J.D. Rockefeller is no longer the gold standard of success, Mr. O. You insult Ivy League education and the disciplines of environmental sciences and urban planning—two fields that are predicated on concern for others. I suspect that, somewhere in your soul, you are jealous that there will be future successes who did not rape and pillage.

Robert Vigderman C’81 Amherst, MA


Just FYI, the Subtitle Is, “How We Can Stop Corporate Communists, Banksters, and Other Vampires from Sucking America Dry”

A suggestion to those readers who may wish to take umbrage at Werner Zimmt’s letter, “What Does Create Mean to Them?” [“Letters,” Mar|Apr], and to the professors to whom he refers: please read Dylan Ratigan’s book The Greedy Bastards.

Leon W. Zelby EE’56 Gr’61 Norman, OK


Surrender in the Sun

Isabel Govan Lang’s letter about preserving wartime memories [“Letters,” Mar|Apr] put me in mind of an experience I had in 1970. I was in Germany with the Army and knew a German man who had served in WWII. His story stuck with me all these years because it was stranger than I could ever have imagined.

He was captured in North Africa in 1942 and spent the rest of the War in captivity. It is the location of the POW camp that got me: Tampa, Florida. I guess if you have to be a POW and miss your chance to serve on the Russian Front, Tampa is about as good a place as any. He said they gave him a job in the PX and showed me his watch which he purchased there and was very fond of. He also told me after a while they considered him reliable so he got weekend passes to go off base.

At the Reading Airport World War II Show three years ago I met an American who had fought in North Africa in 1942 and when I told him the story he remarked that if they had known the prisoners were going to Tampa, they could have gotten all the Germans to surrender.
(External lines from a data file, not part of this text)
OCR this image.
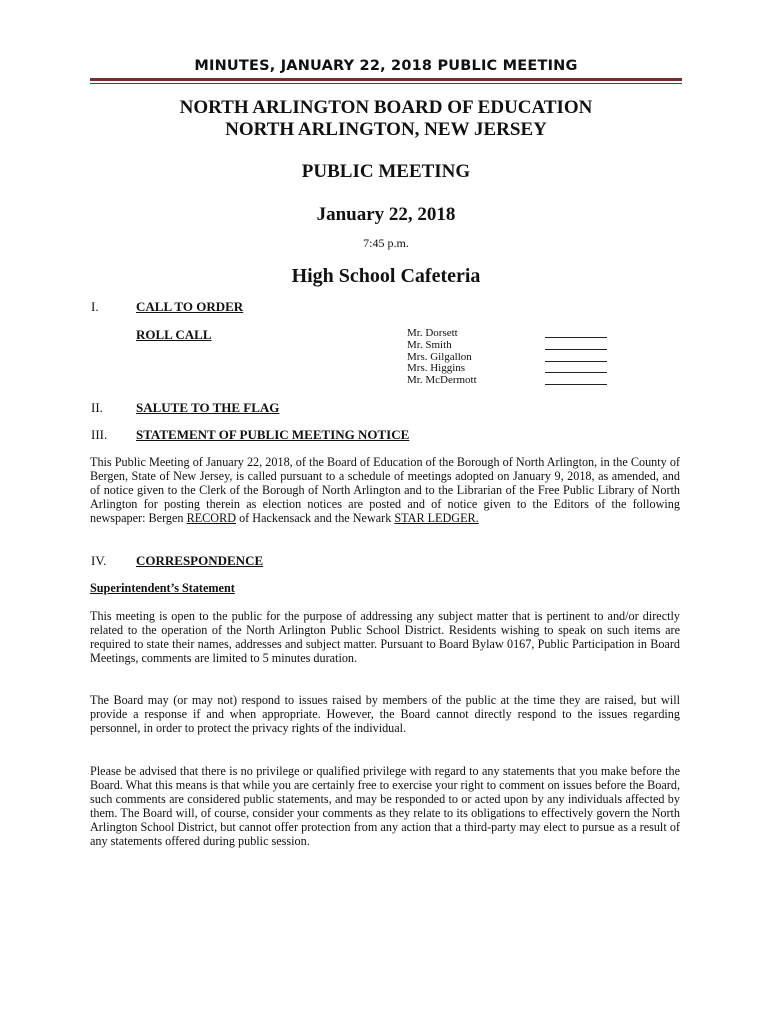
MINUTES, JANUARY 22, 2018 PUBLIC MEETING
NORTH ARLINGTON BOARD OF EDUCATION
NORTH ARLINGTON, NEW JERSEY
PUBLIC MEETING
January 22, 2018
7:45 p.m.
High School Cafeteria
I.	CALL TO ORDER
ROLL CALL	Mr. Dorsett
Mr. Smith
Mrs. Gilgallon
Mrs. Higgins
Mr. McDermott
II.	SALUTE TO THE FLAG
III. STATEMENT OF PUBLIC MEETING NOTICE
This Public Meeting of January 22, 2018, of the Board of Education of the Borough of North Arlington, in the County of Bergen, State of New Jersey, is called pursuant to a schedule of meetings adopted on January 9, 2018, as amended, and of notice given to the Clerk of the Borough of North Arlington and to the Librarian of the Free Public Library of North Arlington for posting therein as election notices are posted and of notice given to the Editors of the following newspaper: Bergen RECORD of Hackensack and the Newark STAR LEDGER.
IV. CORRESPONDENCE
Superintendent’s Statement
This meeting is open to the public for the purpose of addressing any subject matter that is pertinent to and/or directly related to the operation of the North Arlington Public School District. Residents wishing to speak on such items are required to state their names, addresses and subject matter. Pursuant to Board Bylaw 0167, Public Participation in Board Meetings, comments are limited to 5 minutes duration.
The Board may (or may not) respond to issues raised by members of the public at the time they are raised, but will provide a response if and when appropriate. However, the Board cannot directly respond to the issues regarding personnel, in order to protect the privacy rights of the individual.
Please be advised that there is no privilege or qualified privilege with regard to any statements that you make before the Board. What this means is that while you are certainly free to exercise your right to comment on issues before the Board, such comments are considered public statements, and may be responded to or acted upon by any individuals affected by them. The Board will, of course, consider your comments as they relate to its obligations to effectively govern the North Arlington School District, but cannot offer protection from any action that a third-party may elect to pursue as a result of any statements offered during public session.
Joe Deegan C’67 Philadelphia


A Belated Thank You

Seven years ago two obituaries appeared in the Gazette that I’ve been carrying with me from place to place ever since. They appeared side-by-side as a tribute to two of the English professors whose classes I’d taken as an undergraduate in the 1980s—Dr. David J. DeLaura and Dr. Paul J. Korshin [“Obituaries,” July|Aug 2005].

I was both shocked and saddened to learn of their passing as in my mind they were preserved forever in their mid- forties—an age frighteningly similar to my own as I write this letter. Even this morning as I unfold the crumpled page it seems that there must be some mistake that not one, but two professors of mine were old enough to have died seven years ago. But on the chance the story was true I thought it best not to wait another seven years to send a letter.

This letter is a belated thank you to Dr. DeLaura and Dr. Korshin for making my experience at Penn more meaningful. I don’t know enough about their scholarly accolades to remark on their contribution to the study of 18th-century literature or Victorian poetry, but as a student they provided a critical dose of both inspiration and perspiration.

What I remember most about Dr. DeLaura were the pop quizzes he gave for each reading assignment and that it pained him to do so. “I really hate to give these quizzes,” he’d say, “but there’s no other way I can be sure you’re reading the material to participate in our classroom discussions. I want us to have interesting, meaningful discussions.” He genuinely wanted us to learn something, which motivated me to read more critically so as not to disappoint him.

Dr. Korshin focused less on discipline and more on what might be described as an immersion experience. Standing in front of the class in bow tie and bespoke suit he lured you back to the England of Fielding, Jones, Smollett, and Sterne for hours at a stretch. The experience of listening to him expostulate on the lives of the authors was nearly as entertaining and instructive as the books themselves. I can’t imagine anyone bringing Tristram Shandy to life in the way he did.

And so thank you once again David and Paul for dedicating your lives to literature and learning, and for the time you spent with students like me all those years ago at Penn. It was a worthy use of your time and energy and you encouraged and inspired a lot of us along the way.